The arrival of The Big Short in theaters a few weeks ago has reignited interest in the causes of the 2008 financial crisis. If you believe that the crisis was caused by greed and recklessness on Wall Street then you’ll like this film. Paul Krugman, writing on the op-ed page of the New York Times, liked it immensely, apparently thinking a Hollywood version of reality was fact.

We can all agree that the financial crisis was caused by a “mortgage meltdown” mostly among subprime and other risky mortgages. What neither this film nor the greed narrative tells us, is why there were so many of these mortgages in the financial system to begin with. The answer: Sorry Dr. Krugman, it was not Wall Street.

In June 2008, just before the crisis, more than half of all US mortgages—31 million loans—were subprime or otherwise risky. Of these, 76 percent were on the books of government agencies, primarily the government-sponsored enterprises (GSEs) Fannie Mae and Freddie Mac. This shows, without question, that the government—a sophisticated buyer—created the demand for these deficient loans.

The remaining 24 percent of these loans were on the books of private sector entities, such as banks, investment banks, insurers, and investment funds of all kinds.

Because of their government backing, Fannie and Freddie were the dominant players in the US mortgage market, and had been for more than a quarter century. They did not make loans themselves, but acquired mortgages from banks and other lenders. These were held in their portfolios or sold off to investors with a GSE guarantee.

Significantly, before 1992, Fannie and Freddie accepted only prime mortgages—loans in which the borrower made a down payment of 10 to 20 percent, had a FICO credit score of at least 660, and debts that were less than 38 percent of income after the loan was closed.

The market was stable with this foundation, but despite many government subsidies the homeownership rate in the U.S. had been stalled at 64 percent for 30 years.
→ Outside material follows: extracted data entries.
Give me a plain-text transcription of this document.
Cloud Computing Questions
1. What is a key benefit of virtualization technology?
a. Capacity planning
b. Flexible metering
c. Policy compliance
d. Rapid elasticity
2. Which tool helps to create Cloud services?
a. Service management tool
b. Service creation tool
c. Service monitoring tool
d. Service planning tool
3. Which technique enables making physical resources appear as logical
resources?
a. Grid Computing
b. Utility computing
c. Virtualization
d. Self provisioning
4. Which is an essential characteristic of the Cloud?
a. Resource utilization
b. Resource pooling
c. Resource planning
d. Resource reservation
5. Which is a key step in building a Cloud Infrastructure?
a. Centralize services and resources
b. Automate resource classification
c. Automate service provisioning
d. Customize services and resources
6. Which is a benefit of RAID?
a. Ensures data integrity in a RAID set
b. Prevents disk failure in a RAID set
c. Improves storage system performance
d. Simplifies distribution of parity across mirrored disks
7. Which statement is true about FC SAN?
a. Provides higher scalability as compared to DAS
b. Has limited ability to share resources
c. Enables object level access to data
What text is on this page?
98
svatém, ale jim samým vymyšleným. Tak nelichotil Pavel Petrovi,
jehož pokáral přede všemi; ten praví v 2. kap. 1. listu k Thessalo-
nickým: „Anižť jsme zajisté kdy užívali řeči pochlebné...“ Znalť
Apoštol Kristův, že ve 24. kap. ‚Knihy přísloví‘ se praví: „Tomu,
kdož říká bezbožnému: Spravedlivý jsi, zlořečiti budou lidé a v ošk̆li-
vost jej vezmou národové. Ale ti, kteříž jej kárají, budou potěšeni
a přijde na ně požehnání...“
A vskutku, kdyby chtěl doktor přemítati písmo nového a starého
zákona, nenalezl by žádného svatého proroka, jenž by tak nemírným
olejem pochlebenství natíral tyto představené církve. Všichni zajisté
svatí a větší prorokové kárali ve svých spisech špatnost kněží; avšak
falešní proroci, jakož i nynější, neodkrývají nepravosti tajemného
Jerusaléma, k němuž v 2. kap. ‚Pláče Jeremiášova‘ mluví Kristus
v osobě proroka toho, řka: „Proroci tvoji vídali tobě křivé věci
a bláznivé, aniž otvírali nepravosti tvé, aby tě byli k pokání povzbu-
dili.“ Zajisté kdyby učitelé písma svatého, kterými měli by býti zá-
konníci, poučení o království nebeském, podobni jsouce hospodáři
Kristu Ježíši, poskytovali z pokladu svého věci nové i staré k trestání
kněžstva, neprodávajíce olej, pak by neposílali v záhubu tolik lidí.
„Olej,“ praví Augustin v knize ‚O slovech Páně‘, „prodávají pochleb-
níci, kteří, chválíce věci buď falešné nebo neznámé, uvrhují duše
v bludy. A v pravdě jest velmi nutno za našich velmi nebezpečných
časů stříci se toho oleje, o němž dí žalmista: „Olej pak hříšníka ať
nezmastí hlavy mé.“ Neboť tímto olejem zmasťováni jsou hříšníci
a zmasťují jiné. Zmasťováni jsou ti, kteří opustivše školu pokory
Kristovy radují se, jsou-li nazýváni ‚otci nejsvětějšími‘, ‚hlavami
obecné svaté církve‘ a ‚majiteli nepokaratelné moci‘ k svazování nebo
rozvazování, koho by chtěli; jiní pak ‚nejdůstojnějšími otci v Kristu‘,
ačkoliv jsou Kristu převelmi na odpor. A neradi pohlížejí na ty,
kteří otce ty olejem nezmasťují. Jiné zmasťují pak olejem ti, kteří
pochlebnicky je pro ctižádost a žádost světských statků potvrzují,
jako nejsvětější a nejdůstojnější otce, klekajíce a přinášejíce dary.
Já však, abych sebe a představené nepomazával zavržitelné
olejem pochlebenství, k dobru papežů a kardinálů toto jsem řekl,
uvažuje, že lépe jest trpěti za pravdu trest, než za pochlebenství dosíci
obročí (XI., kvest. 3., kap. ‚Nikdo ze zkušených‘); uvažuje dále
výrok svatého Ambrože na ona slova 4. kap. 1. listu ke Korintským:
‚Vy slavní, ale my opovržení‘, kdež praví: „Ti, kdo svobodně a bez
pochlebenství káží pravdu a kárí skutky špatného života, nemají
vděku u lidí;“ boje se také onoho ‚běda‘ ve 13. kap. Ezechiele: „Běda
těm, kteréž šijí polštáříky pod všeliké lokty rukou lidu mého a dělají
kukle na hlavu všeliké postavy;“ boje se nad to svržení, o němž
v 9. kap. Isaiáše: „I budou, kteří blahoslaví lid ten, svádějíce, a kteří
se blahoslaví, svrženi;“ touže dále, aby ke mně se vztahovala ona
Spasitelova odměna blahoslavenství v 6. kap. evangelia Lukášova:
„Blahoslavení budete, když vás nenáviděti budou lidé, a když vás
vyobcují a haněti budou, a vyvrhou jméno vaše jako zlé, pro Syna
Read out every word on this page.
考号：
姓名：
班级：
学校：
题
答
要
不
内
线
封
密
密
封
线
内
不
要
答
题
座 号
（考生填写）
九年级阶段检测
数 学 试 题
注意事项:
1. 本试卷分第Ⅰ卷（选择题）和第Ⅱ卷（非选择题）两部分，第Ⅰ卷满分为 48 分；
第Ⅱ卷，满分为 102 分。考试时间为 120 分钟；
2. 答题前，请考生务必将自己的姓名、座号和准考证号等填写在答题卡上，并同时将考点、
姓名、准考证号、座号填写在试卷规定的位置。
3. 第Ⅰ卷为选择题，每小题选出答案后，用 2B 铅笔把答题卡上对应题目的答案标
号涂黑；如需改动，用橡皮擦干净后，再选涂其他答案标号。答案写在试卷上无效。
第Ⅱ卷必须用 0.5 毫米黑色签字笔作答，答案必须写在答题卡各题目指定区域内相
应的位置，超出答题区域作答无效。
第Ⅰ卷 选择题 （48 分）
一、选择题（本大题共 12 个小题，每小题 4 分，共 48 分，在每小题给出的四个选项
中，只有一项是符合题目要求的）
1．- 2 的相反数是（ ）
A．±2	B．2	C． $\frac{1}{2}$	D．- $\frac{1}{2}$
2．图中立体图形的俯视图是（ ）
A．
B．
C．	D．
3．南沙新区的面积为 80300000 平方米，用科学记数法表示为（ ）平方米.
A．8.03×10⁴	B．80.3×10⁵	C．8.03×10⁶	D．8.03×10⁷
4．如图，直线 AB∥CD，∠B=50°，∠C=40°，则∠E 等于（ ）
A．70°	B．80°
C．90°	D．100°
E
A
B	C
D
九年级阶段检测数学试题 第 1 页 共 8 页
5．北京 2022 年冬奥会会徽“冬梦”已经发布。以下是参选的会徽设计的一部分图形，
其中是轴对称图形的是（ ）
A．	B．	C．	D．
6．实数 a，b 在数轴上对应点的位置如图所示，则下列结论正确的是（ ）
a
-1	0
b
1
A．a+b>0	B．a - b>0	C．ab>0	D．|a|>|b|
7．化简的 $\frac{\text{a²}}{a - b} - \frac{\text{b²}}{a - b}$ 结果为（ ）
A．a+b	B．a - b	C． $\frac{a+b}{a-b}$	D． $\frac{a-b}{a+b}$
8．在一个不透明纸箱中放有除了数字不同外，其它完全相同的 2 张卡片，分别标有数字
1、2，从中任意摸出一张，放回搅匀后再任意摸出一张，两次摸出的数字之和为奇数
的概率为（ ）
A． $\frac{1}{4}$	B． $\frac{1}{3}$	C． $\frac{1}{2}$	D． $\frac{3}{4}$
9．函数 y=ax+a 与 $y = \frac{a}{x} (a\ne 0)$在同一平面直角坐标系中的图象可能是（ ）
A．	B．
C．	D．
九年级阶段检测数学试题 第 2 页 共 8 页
Congress blamed this on the GSEs, particularly their refusal to relax their underwriting standards; by insisting on acquiring only prime loans—it was argued—the GSEs left a vast number of low income Americans frozen out of the American dream of homeownership.

Thus, in 1992, Congress adopted a program known as the affordable housing goals, which required Fannie and Freddie to acquire an annual quota of loans that had been made to low or moderate income borrowers. Initially, 30 percent of all loans the GSEs acquired in any year had to be made to home buyers who were at or below the median income where they lived. Various subordinate goals were also required, covering minorities and borrowers below 80 and 60 percent of median income.

The Department of Housing and Urban Development was given authority to raise the goals—and it did, aggressively. Between 1993 and 2000, HUD raised the 30 percent goals to 50 percent, and between 2001 and 2008 it raised the goals to 56 percent. Thus, by 2008, 56 percent of all mortgages the GSEs acquired had to be made to borrowers below median income. Notably, HUD’s relentlessly rising quotas occurred in both Democratic and Republican administrations.

Understandably, it was difficult for the GSEs to meet these quotas and still acquire only prime loans. Accordingly, between 1993 and 2008, they began to accept increasing numbers of subprime and other risky mortgages. These caused their insolvency in 2008 and their takeover by the government that year. Fannie later reported that in 2008 it was exposed to $878 billion in these deficient mortgages, which caused 81percent of its losses that year. Freddie’s percentage exposures and losses were proportionately the same.

The connection between these numbers and the financial crisis is unavoidable. Because the GSEs dominated the mortgage market, when they reduced their underwriting standards to meet the affordable housing quotas the rest of the market followed. Soon, borrowers who could have afforded prime mortgages were getting loans with zero down payments. The result was an enormous housing price bubble, the largest in U.S. history, and when the bubble began to deflate, borrowers who could not meet their mortgage obligations were unable to refinance their loans. The number of defaults was unprecedented. This was the mortgage meltdown.

Government blunders turned it into a financial crisis. First, the government rescued Bear Stearns, a Wall Street investment bank, in March 2008, creating expectations that it would rescue other big firms if they got into trouble. But when Lehman Brothers—a firm much larger than Bear—weakened, the government suddenly reversed its policy, letting Lehman fail. This upended the market’s expectations, creating doubt about the safety and soundness of every firm. The result was an unprecedented panic that we know today as the financial crisis.

This is not the kind of story that Hollywood likes—no greed, no evildoers, not even any humor—just very bad government policy combined with serial government blunders. We should see the “greed narrative” for what it is: first, an effort to support the enactment of another bad policy—the job-destroying Dodd-Frank Act—and then to keep it fully in force. The Big Short is entertainment, not the truth.